I'm surprised that the result is 512x512 when you use u;._3 on 512x512 argument.  Do you pad after the operation?

1. How good the operation is for threading depends on the ratio of processing to reading arguments/writing results.  The arguments start out in a different core's cache, and have to be transferred over the mesh to the core doing the processing.  That takes dozens of cycles per cacheline transferred; whether that's a big number or not depends on how much work you have to do after the data arrives.  I /THINK/ that each core has an interface to the mesh that runs at about the speed of the L3 cache on average.  If anybody knows details about this, I hunger for them.

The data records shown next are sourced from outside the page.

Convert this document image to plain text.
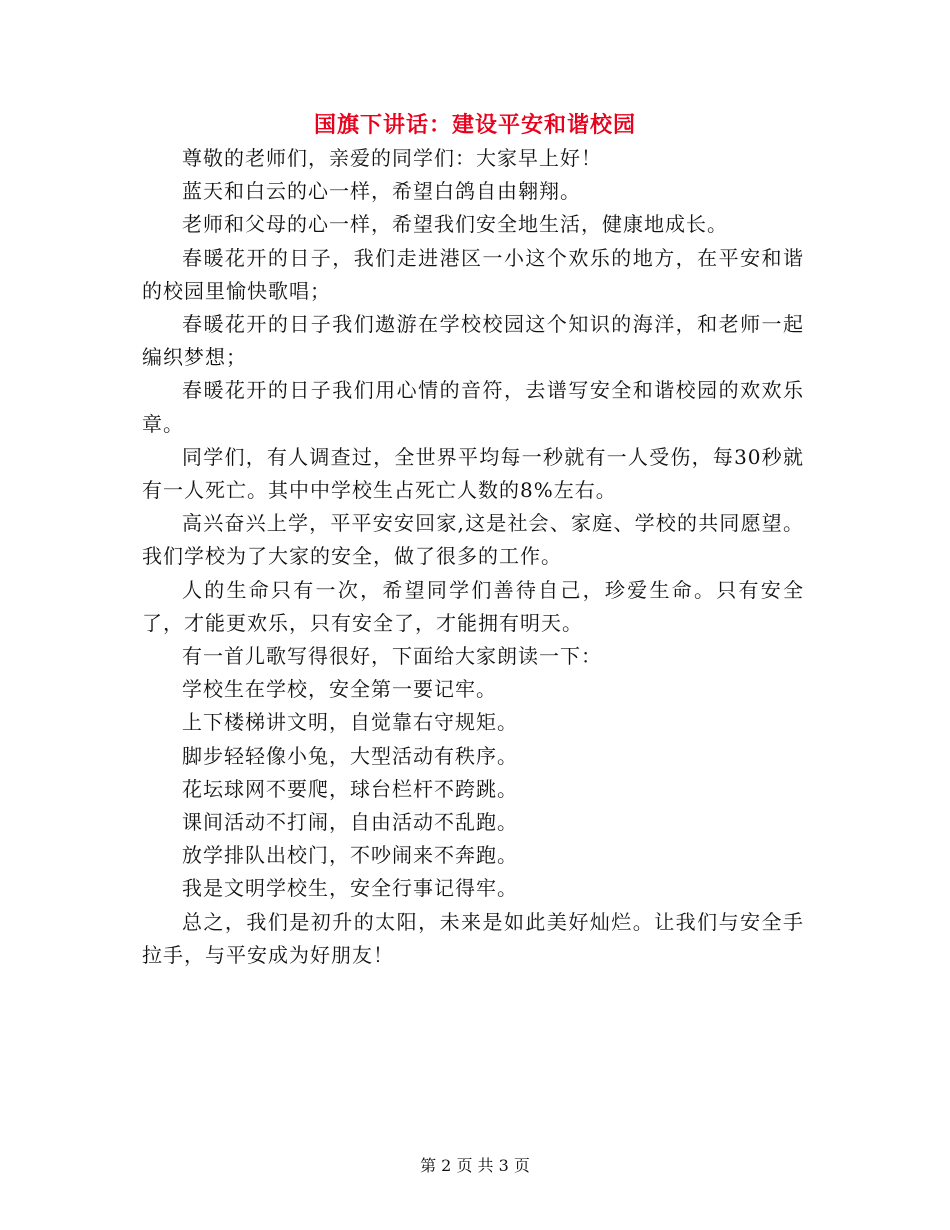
国旗下讲话：建设平安和谐校园

尊敬的老师们，亲爱的同学们：大家早上好！

蓝天和白云的心一样，希望白鸽自由翱翔。

老师和父母的心一样，希望我们安全地生活，健康地成长。

春暖花开的日子，我们走进港区一小这个欢乐的地方，在平安和谐的校园里愉快歌唱；

春暖花开的日子我们遨游在学校校园这个知识的海洋，和老师一起编织梦想；

春暖花开的日子我们用心情的音符，去谱写安全和谐校园的欢欢乐章。

同学们，有人调查过，全世界平均每一秒就有一人受伤，每30秒就有一人死亡。其中中学校生占死亡人数的8%左右。

高兴奋兴上学，平平安安回家,这是社会、家庭、学校的共同愿望。我们学校为了大家的安全，做了很多的工作。

人的生命只有一次，希望同学们善待自己，珍爱生命。只有安全了，才能更欢乐，只有安全了，才能拥有明天。

有一首儿歌写得很好，下面给大家朗读一下：

学校生在学校，安全第一要记牢。

上下楼梯讲文明，自觉靠右守规矩。

脚步轻轻像小兔，大型活动有秩序。

花坛球网不要爬，球台栏杆不跨跳。

课间活动不打闹，自由活动不乱跑。

放学排队出校门，不吵闹来不奔跑。

我是文明学校生，安全行事记得牢。

总之，我们是初升的太阳，未来是如此美好灿烂。让我们与安全手拉手，与平安成为好朋友！

第 2 页 共 3 页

2. A logical processor is not a core.  Two logical processors share cache/pipeline/execution units/memory interface, and only one can execute at a time.  Again I can't find a good description of the details, but my guess is that a logical-processor switch occurs only on a pipeline break, i. e. a mispredicted branch.  For sloppy C code with lots of conditionals, enough cycles are lost to pipeline breaks that it's worthwhile to have a hyperthread waiting to use them; but JE is coded with especial care to minimize the number of mispredicted branches.  A single thread of JE will usually keep a core busy, I reckon.  We recommend creating one thread per /core/, not per /logical processor/.  Some applications can perhaps benefit from more threads than cores, but it doesn't surprise me that yours doesn't.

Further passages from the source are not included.